100 mg of corticosteroid is administered intravenously before infusion to help manage infusion reactions; this may not be needed with later infusions. Premedication is not necessary with subcutaneous ofatumumab. Prophylactic antivirals or antibiotics are not required. 

Main adverse events

  • Infections, usually minor, are the most common adverse event. Herpes infections are reported more frequently than with other DMTs. 
  • Infusion-related reactions are relatively common with the first and second infusions. The risk of anaphylaxis is very low.
  • Laboratory abnormalities such as decreased antibody levels, lymphopaenia or neutropaenia are associated with a higher risk of infection.
  • Standard breast cancer screening measures are mandated for women aged 50 ̶ 70 years.

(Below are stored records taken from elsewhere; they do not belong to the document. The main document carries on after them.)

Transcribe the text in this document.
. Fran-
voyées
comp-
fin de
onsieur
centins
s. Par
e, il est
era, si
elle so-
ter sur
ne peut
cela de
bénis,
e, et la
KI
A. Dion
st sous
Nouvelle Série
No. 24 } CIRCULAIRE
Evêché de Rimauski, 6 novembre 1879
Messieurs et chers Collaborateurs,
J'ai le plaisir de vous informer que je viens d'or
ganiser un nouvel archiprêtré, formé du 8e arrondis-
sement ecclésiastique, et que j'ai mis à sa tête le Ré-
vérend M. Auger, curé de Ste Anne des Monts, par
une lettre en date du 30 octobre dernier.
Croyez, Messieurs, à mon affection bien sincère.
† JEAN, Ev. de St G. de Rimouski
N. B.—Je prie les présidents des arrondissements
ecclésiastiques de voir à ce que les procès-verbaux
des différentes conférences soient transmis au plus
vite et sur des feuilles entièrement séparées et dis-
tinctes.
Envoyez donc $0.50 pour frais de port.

Pharmacovigilance monitoring requirements 

  • Standard blood tests and comprehensive screening for infection, pregnancy and blood pressure are done at baseline.
  • Vaccine review is recommended, followed by vaccination where indicated.
  • Follow-up blood tests are not mandated, but our centre performs them every 6 ̶ 12 months.
  • A rebaseline MRI scan should be done ~6 months after starting an anti-CD20 therapy, ideally including Gd-enhancement. A monitoring MRI is performed annually after that.
  • In the event of pregnancy, the next infusion should be delayed until after delivery.
  • In general, the anti-CD20 therapies are safe when breastfeeding, except during weeks 2 ̶ 3 post-partum when colostrum is produced.